Despite safer prescribing and storage practices, unfortunately, the risk of children being inappropriately exposed to medical opioids will persist, including the threat of life-threatening overdose. Naloxone is a safe, effective therapy to manage opioid exposures and should be available to every home with opioids. As a policy intervention, data support that laws requiring naloxone co-prescription with opioids are effective in increasing naloxone distribution from pharmacies. Jurisdictions considering similar policies should specifically note that naloxone is safe for all ages. Without explicit inclusion of children, interpretation of these laws has often assumed relevance to adults only. Furthermore, long-term policies should be developed in collaboration with payors to ensure access is implemented as intended and that naloxone can be readily accessible for free or at a discounted price. Additionally, insurance commissioners should ensure that organizations selling supplemental insurance policies, such as life or disability insurance companies, are not allowed to include history of naloxone prescriptions in their actuarial calculations, as this could deter families from requesting this medication.

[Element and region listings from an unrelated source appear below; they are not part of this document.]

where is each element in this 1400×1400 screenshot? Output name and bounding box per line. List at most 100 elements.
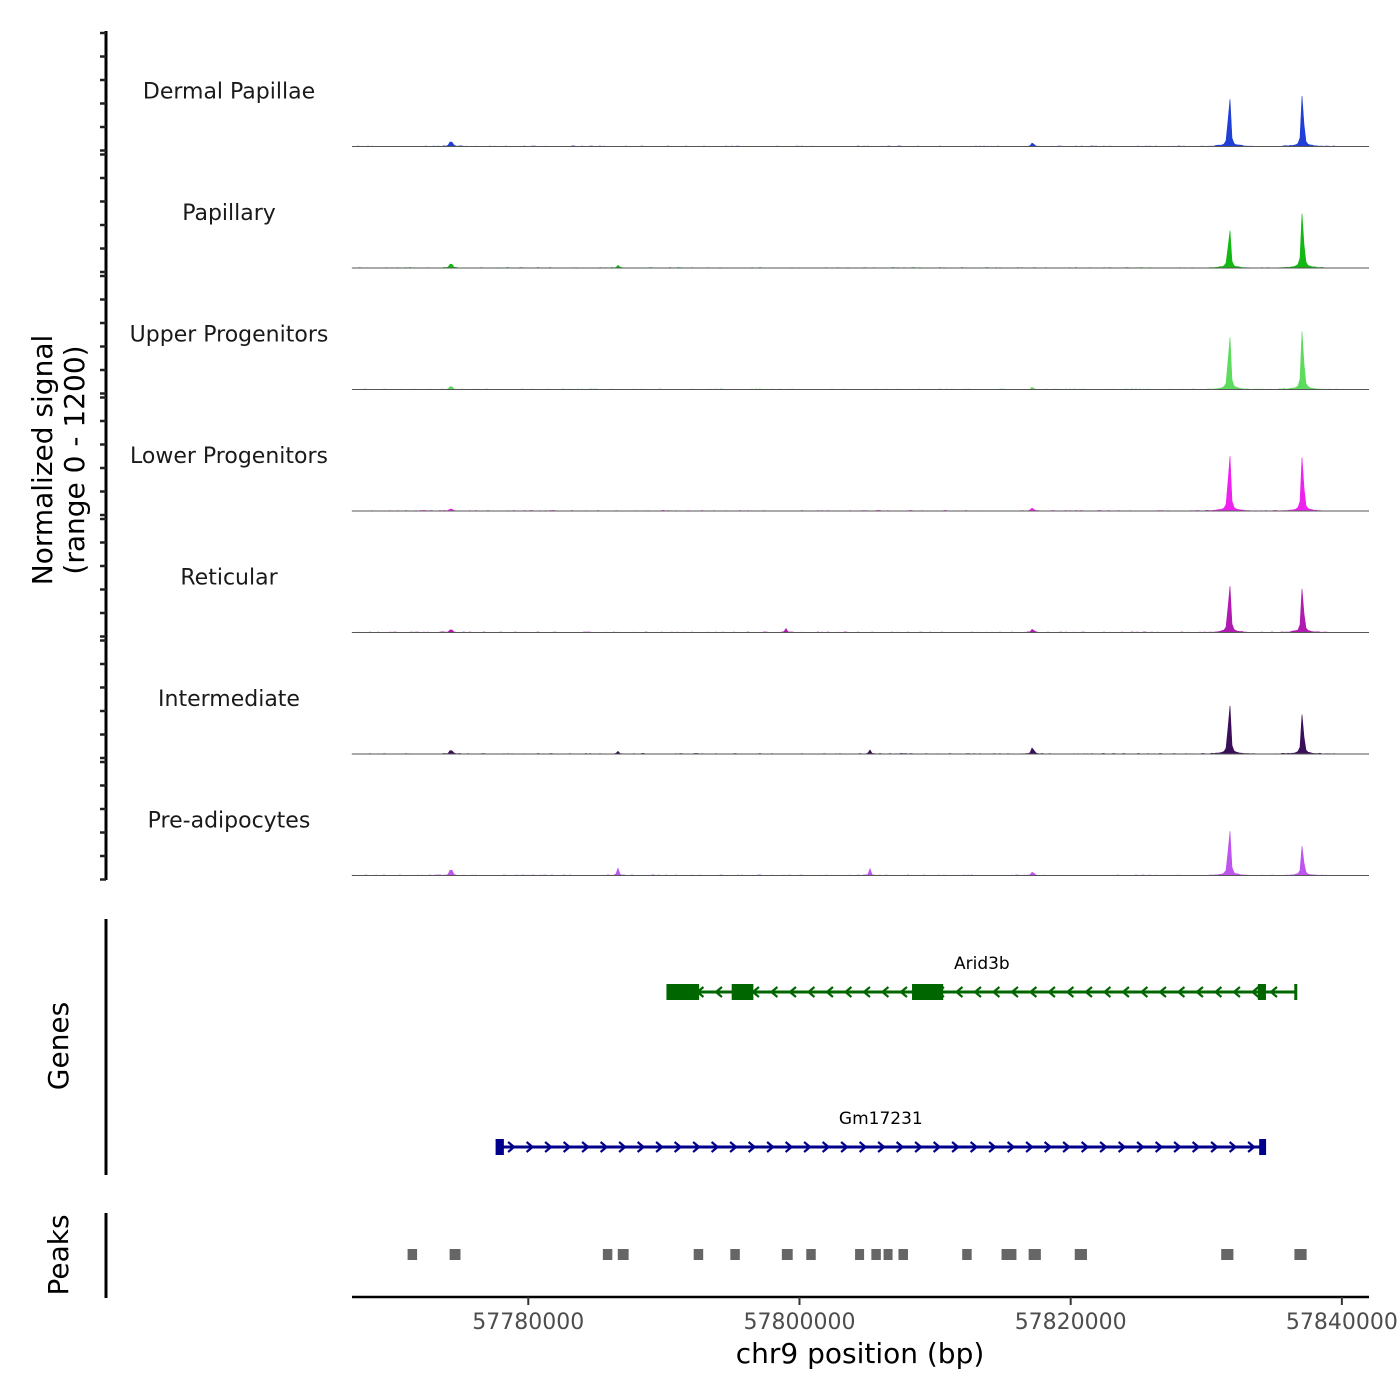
peak-region [449,1249,461,1260]
signal-area [351,96,1339,147]
x-axis-ticks: 57780000 57800000 57820000 57840000 [472,1297,1398,1335]
strand-chevron [784,1141,794,1153]
gene-exon [1259,1139,1265,1155]
peak-region [1028,1249,1041,1260]
signal-area [351,456,1338,512]
gene-label: Gm17231 [839,1109,923,1129]
track-intermediate: Intermediate [158,687,1369,755]
x-tick-label: 57840000 [1286,1310,1398,1335]
track-label: Lower Progenitors [130,444,328,469]
strand-chevron [895,1141,905,1153]
strand-chevron [1269,986,1278,998]
gene-track: Arid3b Gm17231 [495,954,1298,1155]
strand-chevron [877,1141,886,1153]
track-dermal-papillae: Dermal Papillae [143,80,1369,147]
strand-chevron [1232,986,1241,998]
y-axis-range-label: (range 0 - 1200) [58,345,91,574]
strand-chevron [821,1141,831,1153]
gene-exon [497,1139,504,1155]
peak-region [1294,1249,1307,1260]
y-axis-title: Normalized signal [26,335,59,586]
track-papillary: Papillary [182,201,1369,269]
peak-region [1001,1249,1017,1260]
x-tick-label: 57780000 [472,1310,584,1335]
strand-chevron [1228,1141,1238,1153]
gene-exon [731,984,754,1000]
strand-chevron [714,986,723,998]
strand-chevron [1176,986,1186,998]
strand-chevron [1247,1141,1256,1153]
gene-gm17231: Gm17231 [495,1109,1267,1155]
strand-chevron [1195,986,1204,998]
strand-chevron [673,1141,683,1153]
peak-region [883,1249,893,1260]
x-axis-title: chr9 position (bp) [736,1337,985,1370]
peak-region [871,1249,881,1260]
strand-chevron [954,986,964,998]
x-tick-label: 57800000 [743,1310,855,1335]
peak-region [730,1249,740,1260]
strand-chevron [988,1141,997,1153]
strand-chevron [1065,986,1075,998]
gene-exon [912,984,944,1000]
track-label: Upper Progenitors [130,323,329,348]
strand-chevron [843,986,853,998]
peak-region [962,1249,972,1260]
strand-chevron [729,1141,738,1153]
peak-region [855,1249,865,1260]
signal-area [351,586,1339,633]
strand-chevron [951,1141,960,1153]
strand-chevron [769,986,779,998]
peak-region [602,1249,613,1260]
strand-chevron [1043,1141,1053,1153]
strand-chevron [973,986,982,998]
strand-chevron [899,986,908,998]
strand-chevron [1117,1141,1127,1153]
coverage-tracks: Dermal Papillae Papillary Upper Progenitor… [130,80,1369,876]
strand-chevron [806,986,816,998]
strand-chevron [525,1141,535,1153]
strand-chevron [1136,1141,1145,1153]
strand-chevron [840,1141,849,1153]
peak-region [898,1249,908,1260]
strand-chevron [969,1141,979,1153]
strand-chevron [710,1141,720,1153]
signal-area [351,213,1339,269]
track-label: Dermal Papillae [143,80,315,105]
track-upper-progenitors: Upper Progenitors [130,323,1369,390]
strand-chevron [862,986,871,998]
strand-chevron [1213,986,1223,998]
strand-chevron [636,1141,646,1153]
strand-chevron [599,1141,609,1153]
y-axis-title-group: Normalized signal (range 0 - 1200) [26,335,91,586]
strand-chevron [1250,986,1260,998]
peak-region [407,1249,418,1260]
peak-region [1074,1249,1087,1260]
peak-region [781,1249,793,1260]
track-label: Pre-adipocytes [148,809,311,834]
strand-chevron [1139,986,1149,998]
strand-chevron [1173,1141,1182,1153]
track-label: Intermediate [158,687,300,712]
strand-chevron [507,1141,516,1153]
strand-chevron [766,1141,775,1153]
strand-chevron [618,1141,627,1153]
peaks-panel-title: Peaks [42,1214,75,1295]
strand-chevron [692,1141,701,1153]
strand-chevron [1047,986,1056,998]
peak-region [1221,1249,1234,1260]
strand-chevron [544,1141,553,1153]
strand-chevron [991,986,1001,998]
strand-chevron [1158,986,1167,998]
strand-chevron [655,1141,664,1153]
strand-chevron [1028,986,1038,998]
strand-chevron [1154,1141,1164,1153]
strand-chevron [880,986,890,998]
signal-area [351,705,1339,755]
gene-arid3b: Arid3b [666,954,1298,1000]
signal-axis-ticks [100,31,106,881]
strand-chevron [562,1141,572,1153]
strand-chevron [1084,986,1093,998]
strand-chevron [788,986,797,998]
strand-chevron [1080,1141,1090,1153]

Lastly, while we want the message to be clear that naloxone is safe for kids and should be on hand to give at home, if a child does consume opioids inappropriately, families should still seek emergency medical care by calling 911. We fear that caregivers may delay accessing health care if it is associated with perceived risk of stigma—particularly if exposure is related to an often-stigmatized topic such as opioid use disorder. We urge clinicians to apply a destigmatized approach to their assessment and reporting of prescription poisoning cases. To reduce bias, health care institutions should consider developing protocols, as we have done at CHOP, to support standardized screening, testing and response to prescription exposures.
We are far from the end of the opioid crisis. We need to ensure that the potential for direct harm associated with opioid exposures in our children is acknowledged, and that multiple measures are taken to help prevent and quickly manage these potentially deadly exposures.